Example 2 — mass of an unknown particle. A detector measures a particle with total
energy E = 5\ \text{GeV} and momentum pc = 4\ \text{GeV}.
Its invariant mass follows immediately from the four-momentum's length:
mc^2 = \sqrt{E^2 - (pc)^2} = \sqrt{5^2 - 4^2} = \sqrt{9} = 3\ \text{GeV}.

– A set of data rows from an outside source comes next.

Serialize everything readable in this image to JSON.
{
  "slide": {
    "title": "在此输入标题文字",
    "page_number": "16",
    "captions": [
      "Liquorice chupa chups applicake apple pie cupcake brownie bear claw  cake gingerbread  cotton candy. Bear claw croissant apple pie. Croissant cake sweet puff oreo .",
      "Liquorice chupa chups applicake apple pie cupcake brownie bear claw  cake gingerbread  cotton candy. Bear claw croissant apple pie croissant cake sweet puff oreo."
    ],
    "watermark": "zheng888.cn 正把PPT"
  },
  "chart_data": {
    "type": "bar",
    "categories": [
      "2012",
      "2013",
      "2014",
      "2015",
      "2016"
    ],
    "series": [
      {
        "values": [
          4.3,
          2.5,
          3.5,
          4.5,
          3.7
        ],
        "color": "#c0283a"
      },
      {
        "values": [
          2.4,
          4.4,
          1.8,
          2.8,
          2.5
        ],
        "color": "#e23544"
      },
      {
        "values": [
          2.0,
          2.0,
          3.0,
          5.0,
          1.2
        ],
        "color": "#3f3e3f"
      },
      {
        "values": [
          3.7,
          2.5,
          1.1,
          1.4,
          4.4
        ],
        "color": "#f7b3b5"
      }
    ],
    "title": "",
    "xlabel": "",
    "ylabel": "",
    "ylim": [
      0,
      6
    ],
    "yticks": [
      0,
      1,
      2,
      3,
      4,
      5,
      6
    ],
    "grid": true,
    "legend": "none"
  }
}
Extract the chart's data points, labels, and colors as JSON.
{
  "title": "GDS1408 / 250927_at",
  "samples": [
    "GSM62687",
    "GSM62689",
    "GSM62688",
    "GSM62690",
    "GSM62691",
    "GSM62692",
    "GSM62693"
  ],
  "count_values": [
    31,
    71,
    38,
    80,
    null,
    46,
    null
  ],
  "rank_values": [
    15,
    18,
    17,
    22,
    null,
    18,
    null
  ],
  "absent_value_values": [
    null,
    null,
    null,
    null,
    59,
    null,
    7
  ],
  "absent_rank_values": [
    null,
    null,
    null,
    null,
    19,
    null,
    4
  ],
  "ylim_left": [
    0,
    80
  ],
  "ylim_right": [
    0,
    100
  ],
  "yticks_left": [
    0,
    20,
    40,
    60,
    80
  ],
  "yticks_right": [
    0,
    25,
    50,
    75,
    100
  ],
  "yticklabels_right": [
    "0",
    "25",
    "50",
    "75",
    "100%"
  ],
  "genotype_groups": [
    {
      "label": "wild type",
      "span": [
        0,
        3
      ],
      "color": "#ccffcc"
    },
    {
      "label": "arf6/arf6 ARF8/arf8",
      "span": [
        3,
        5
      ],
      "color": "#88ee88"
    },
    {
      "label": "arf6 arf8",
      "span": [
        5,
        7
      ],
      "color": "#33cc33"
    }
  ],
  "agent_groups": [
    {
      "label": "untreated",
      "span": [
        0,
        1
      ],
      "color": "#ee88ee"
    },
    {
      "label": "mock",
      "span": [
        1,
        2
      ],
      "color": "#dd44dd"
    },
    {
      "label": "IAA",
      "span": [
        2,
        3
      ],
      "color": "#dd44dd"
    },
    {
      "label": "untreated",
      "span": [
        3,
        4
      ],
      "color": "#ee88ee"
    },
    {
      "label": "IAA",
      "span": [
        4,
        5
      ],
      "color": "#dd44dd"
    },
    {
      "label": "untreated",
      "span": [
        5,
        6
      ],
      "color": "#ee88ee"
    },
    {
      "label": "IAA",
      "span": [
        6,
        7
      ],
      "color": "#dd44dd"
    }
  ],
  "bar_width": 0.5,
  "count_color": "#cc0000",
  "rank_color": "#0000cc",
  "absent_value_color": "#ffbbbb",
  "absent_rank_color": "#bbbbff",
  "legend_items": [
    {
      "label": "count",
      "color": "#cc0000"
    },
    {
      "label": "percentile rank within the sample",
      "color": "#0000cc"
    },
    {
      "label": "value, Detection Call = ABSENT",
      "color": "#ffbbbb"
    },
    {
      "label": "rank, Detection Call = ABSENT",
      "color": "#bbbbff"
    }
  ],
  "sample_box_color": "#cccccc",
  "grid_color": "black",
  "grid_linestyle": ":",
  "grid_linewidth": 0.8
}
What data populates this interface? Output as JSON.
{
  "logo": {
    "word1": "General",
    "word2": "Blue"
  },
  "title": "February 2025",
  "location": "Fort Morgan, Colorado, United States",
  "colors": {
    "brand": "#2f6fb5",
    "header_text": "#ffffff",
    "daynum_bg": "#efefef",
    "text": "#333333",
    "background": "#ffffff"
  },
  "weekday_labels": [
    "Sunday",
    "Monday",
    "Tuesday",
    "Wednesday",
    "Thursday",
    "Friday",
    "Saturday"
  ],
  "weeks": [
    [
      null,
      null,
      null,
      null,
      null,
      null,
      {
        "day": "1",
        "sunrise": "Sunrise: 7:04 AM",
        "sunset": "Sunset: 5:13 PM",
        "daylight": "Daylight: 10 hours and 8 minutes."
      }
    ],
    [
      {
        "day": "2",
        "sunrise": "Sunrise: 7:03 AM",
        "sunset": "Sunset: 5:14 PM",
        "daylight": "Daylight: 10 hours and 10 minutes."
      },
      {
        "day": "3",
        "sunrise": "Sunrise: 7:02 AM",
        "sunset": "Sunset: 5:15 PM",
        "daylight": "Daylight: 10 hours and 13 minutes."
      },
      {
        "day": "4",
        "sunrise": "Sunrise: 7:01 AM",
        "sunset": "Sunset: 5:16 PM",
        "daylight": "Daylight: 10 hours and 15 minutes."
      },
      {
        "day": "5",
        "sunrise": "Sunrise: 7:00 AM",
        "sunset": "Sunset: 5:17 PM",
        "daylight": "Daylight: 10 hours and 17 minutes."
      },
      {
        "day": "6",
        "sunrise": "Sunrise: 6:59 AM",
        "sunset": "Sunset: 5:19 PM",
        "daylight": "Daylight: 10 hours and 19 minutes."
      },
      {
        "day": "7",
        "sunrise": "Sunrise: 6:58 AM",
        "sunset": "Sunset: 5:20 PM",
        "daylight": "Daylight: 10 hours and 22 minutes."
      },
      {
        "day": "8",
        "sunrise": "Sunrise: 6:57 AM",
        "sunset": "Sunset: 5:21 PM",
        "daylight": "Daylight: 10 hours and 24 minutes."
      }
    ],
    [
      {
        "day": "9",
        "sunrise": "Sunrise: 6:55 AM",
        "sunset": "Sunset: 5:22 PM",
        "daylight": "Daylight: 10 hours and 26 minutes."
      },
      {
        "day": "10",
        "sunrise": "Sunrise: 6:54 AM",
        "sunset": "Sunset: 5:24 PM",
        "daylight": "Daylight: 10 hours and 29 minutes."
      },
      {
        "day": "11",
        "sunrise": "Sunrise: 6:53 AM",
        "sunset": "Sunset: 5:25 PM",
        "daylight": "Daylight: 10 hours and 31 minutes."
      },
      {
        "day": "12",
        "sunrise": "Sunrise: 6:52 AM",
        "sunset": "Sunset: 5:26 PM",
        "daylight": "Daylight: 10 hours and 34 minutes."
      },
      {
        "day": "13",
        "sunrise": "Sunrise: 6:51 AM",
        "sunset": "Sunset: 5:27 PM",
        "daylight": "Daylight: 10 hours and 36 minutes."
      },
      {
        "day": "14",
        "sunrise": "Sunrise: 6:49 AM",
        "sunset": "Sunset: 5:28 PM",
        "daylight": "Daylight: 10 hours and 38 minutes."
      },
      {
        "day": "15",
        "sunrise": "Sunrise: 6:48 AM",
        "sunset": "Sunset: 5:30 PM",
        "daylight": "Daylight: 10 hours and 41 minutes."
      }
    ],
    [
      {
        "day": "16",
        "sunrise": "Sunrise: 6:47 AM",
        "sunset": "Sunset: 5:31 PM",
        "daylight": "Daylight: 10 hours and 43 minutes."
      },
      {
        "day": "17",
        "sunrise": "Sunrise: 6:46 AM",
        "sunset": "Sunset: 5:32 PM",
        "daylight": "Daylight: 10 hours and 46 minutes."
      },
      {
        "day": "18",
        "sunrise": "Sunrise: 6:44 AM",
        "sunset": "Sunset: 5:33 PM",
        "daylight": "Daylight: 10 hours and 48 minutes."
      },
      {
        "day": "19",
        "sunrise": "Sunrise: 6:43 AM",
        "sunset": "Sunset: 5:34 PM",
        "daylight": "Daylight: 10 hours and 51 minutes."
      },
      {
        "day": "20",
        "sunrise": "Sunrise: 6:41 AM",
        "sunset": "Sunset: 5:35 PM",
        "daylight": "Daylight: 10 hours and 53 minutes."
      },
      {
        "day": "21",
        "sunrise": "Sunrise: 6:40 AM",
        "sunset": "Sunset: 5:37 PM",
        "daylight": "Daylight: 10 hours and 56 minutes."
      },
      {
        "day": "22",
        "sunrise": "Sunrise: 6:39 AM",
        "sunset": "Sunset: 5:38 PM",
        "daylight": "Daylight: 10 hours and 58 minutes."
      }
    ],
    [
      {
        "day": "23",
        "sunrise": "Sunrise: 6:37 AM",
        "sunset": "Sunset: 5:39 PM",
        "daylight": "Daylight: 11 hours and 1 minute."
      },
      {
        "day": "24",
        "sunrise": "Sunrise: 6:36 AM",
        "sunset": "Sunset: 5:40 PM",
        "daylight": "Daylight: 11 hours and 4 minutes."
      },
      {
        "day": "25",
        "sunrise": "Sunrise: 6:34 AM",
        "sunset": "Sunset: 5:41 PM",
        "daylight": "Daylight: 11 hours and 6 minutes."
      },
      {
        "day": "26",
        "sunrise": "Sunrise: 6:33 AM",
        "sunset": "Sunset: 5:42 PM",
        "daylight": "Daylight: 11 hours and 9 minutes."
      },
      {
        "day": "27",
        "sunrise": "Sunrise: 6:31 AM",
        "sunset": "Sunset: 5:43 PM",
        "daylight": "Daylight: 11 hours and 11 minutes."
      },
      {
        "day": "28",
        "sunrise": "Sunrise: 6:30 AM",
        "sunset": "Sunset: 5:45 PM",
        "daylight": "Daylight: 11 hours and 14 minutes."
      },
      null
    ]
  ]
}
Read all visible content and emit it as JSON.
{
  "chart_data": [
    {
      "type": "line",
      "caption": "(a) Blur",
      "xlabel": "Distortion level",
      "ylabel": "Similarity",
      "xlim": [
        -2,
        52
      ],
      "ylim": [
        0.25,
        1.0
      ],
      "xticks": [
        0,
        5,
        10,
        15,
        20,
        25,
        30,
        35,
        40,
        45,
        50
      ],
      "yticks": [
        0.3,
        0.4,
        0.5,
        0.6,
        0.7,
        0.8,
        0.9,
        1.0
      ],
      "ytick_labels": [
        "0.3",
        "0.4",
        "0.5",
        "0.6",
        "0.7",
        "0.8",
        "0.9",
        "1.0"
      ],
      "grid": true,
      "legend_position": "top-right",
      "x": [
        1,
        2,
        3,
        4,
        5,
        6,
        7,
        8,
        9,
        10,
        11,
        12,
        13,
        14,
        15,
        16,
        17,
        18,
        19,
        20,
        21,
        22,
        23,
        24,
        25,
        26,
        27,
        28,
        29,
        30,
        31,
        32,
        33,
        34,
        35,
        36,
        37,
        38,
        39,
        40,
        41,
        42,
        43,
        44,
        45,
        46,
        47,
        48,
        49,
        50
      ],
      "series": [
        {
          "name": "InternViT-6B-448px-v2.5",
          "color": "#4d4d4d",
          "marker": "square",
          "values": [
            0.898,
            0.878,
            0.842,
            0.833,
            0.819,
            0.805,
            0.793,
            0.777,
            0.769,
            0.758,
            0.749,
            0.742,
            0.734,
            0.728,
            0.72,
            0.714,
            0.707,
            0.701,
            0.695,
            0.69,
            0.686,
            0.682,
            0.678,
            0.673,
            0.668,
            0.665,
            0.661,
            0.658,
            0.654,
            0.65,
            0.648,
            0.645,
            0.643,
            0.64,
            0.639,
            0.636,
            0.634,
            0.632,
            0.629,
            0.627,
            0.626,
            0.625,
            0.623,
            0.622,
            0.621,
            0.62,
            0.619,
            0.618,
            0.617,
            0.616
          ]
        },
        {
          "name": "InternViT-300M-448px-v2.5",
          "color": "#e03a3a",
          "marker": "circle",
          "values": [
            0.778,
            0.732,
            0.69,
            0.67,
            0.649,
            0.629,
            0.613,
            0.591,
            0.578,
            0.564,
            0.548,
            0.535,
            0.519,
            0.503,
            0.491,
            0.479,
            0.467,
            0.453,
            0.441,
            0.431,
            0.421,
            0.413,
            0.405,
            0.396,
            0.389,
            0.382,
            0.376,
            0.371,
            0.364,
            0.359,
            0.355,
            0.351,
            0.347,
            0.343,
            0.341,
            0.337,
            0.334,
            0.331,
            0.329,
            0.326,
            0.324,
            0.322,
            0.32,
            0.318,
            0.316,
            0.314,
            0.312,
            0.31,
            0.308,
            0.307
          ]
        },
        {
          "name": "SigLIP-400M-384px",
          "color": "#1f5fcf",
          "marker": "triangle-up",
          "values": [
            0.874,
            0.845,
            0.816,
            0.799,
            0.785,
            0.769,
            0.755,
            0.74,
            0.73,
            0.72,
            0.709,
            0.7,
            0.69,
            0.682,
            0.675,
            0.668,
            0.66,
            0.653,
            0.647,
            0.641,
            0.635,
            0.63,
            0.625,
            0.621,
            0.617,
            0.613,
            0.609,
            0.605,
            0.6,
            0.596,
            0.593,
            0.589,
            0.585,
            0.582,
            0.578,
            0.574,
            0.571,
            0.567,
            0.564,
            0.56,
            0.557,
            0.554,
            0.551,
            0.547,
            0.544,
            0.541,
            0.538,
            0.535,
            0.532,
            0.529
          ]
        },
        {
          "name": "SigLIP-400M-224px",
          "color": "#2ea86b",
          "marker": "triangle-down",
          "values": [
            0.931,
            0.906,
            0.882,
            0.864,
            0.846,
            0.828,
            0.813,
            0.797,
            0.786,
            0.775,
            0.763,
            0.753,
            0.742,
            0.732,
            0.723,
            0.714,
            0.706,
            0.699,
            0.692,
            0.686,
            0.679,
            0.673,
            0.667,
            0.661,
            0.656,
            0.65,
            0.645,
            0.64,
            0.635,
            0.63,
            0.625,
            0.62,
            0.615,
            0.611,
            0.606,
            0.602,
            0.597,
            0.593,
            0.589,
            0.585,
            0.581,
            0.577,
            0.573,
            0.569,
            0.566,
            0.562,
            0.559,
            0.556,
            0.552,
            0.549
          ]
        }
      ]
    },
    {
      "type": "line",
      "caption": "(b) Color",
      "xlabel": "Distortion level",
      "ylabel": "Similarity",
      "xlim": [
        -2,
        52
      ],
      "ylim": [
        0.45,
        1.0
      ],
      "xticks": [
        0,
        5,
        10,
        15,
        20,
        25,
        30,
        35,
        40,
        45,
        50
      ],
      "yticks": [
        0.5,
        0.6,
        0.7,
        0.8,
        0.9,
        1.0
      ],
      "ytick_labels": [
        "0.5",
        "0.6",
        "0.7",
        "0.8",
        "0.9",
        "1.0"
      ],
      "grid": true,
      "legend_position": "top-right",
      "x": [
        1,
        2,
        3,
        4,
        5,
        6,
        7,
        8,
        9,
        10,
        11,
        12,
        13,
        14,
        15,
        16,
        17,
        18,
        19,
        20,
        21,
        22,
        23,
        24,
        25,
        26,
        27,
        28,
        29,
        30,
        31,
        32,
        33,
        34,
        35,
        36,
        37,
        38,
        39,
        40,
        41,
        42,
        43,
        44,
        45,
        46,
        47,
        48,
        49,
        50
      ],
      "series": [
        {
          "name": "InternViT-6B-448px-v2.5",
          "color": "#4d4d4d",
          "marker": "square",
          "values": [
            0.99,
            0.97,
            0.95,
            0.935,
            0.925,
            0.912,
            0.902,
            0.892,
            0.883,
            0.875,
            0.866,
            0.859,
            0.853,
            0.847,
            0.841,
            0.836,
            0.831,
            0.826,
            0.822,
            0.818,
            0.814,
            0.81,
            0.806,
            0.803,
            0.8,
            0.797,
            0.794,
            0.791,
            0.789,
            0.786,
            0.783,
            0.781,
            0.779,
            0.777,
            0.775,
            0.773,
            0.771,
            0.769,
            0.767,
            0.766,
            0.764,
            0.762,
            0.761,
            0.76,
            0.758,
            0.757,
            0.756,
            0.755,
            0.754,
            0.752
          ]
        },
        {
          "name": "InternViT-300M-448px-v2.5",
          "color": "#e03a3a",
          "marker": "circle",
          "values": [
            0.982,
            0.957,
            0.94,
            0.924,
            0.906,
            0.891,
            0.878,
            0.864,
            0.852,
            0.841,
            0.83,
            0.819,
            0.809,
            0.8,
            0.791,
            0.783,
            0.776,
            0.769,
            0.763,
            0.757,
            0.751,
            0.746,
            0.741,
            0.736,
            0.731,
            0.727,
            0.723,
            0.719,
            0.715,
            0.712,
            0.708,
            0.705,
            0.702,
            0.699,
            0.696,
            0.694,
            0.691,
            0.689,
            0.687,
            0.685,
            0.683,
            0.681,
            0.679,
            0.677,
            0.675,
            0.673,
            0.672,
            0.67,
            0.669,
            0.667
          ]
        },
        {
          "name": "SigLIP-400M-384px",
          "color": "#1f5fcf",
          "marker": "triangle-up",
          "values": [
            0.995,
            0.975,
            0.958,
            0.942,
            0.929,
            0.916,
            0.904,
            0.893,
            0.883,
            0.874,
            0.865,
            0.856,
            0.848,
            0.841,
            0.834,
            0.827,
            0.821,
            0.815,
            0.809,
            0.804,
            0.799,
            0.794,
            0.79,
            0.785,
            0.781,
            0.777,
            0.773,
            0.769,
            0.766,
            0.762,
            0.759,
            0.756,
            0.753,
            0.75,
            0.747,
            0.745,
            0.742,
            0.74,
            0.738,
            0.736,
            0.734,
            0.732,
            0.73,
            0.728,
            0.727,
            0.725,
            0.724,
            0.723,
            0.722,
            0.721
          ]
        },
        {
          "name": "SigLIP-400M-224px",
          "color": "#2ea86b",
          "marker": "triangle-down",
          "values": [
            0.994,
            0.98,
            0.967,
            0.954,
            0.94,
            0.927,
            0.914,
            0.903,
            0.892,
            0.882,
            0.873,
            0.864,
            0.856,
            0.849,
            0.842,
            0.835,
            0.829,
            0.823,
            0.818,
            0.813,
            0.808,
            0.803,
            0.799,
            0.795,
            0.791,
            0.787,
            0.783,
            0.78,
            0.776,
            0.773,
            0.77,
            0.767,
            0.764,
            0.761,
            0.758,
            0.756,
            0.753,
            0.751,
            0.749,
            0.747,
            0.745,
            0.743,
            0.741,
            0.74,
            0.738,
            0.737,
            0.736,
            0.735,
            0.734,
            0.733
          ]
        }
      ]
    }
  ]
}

We never needed the particle's speed. Any lab, moving any way, measuring its own
E and p, reconstructs the same
3\ \text{GeV} mass — that's how new particles are identified from the debris of
collisions.
Example 3 — a photon has zero length. For light, E = pc, so
its four-momentum invariant is E^2 - (pc)^2 = 0, giving
m = 0. The photon's four-momentum is a lightlike (null) four-vector — a
nonzero vector with zero length, something impossible in ordinary Euclidean space but perfectly natural once
the metric carries a minus sign.
You can, and some books do: they use the "mostly plus" metric \eta_{\mu\nu} = \text{diag}(-1,+1,+1,+1),
which just flips the overall sign of every interval (timelike becomes negative). What you can
never do is make all four signs the same. The single relative minus sign is the
entire physical content — it's what makes spacetime Lorentzian rather than Euclidean, what
separates "time" from "space", what bends circles into hyperbolas, and what enforces the cosmic speed
limit. Erase the minus and you erase relativity: with four plus signs, "boosts" would be ordinary
rotations, there'd be no light cone, no causal order, and no maximum speed. That one minus sign is doing
the work of the whole theory. (Just pick a convention and stick with it — mixing them mid-calculation is
a classic way to lose a sign.)
The superscript on x^\mu is a label, not an exponent. This
trips up everyone at first. In x^\mu = (ct, x, y, z), the symbol
x^2 means "component number 2" (the y-coordinate),
not "x squared". Two habits keep you safe:
-
When you genuinely square a component, wrap it: write (x^1)^2 for "the
x-component, squared". The interval is
(x^0)^2 - (x^1)^2 - (x^2)^2 - (x^3)^2, parentheses and all.
-
The Einstein summation only fires when an index appears once up and once down
(x^\mu x_\mu), which is why the metric \eta_{\mu\nu}
(two down-indices) is there to "lower" one of them. Two up indices
x^\mu x^\mu is not a valid contraction — you need the metric in between.